Burbage mourned the madness of his friend. Pacing the dark streets of the city during the watches of the night in a state of mind bordering upon frenzy, he was a man self-tormented. Yet after all, he was in no wise to blame. No grace of his, no vigilance, indeed, no human foresight could have averted this tragic issue.
The two comrades of the tragedian kept the swaying figure ever in view. Wherever it went that night they followed it. Hour after hour Burbage wandered purposeless about the city. His grief, silent and contained though it was, was a thing dreadful to behold.
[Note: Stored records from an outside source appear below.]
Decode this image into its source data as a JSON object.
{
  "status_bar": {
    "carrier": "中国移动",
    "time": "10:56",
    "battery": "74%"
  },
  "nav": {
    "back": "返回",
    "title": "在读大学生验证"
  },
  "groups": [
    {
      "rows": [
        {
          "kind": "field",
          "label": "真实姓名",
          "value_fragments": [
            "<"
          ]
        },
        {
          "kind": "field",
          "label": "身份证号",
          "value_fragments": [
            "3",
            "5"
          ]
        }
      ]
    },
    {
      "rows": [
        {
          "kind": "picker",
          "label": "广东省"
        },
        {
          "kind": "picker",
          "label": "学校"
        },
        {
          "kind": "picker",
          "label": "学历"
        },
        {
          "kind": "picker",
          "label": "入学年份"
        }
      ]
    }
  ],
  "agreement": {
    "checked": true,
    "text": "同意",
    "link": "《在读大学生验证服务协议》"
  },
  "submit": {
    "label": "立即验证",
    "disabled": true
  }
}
Towards midnight he came to the river. A new fear then gripped the hearts of his comrades. Very stealthily they crept up closer behind him. What more likely than that one in such a frame of mind should have recourse to those dark waters which have done so much to ease the misery of the world? Bareheaded, unsteady of gait, wild of mien, the tragedian walked hour by hour upon the very brink of death. And all that time his two friends watched and waited yet dared not show themselves.
The night was oppressively hot. The summer air was charged with pent-up forces, and while it was still dark these sought opportunity to wreak themselves upon the thirsting earth. The moon and stars were hid; all the heavens were a dense mass of pitch; presently came lightning and peal upon peal of thunder. It was the prelude to a terrific storm and the man by the verge of the river welcomed it with every fiber of his being.
The words of Lear were yet unborn. But in such a night and tempest of the soul was to walk that figure which this unhappy man was one day to teach the ages to pity. His head was bare and unbent to the storm; a hurricane lashed the upturned face; he was drenched to the skin; and yet this rage of heaven was as nought to the tumult in the mind of one poor tragedian.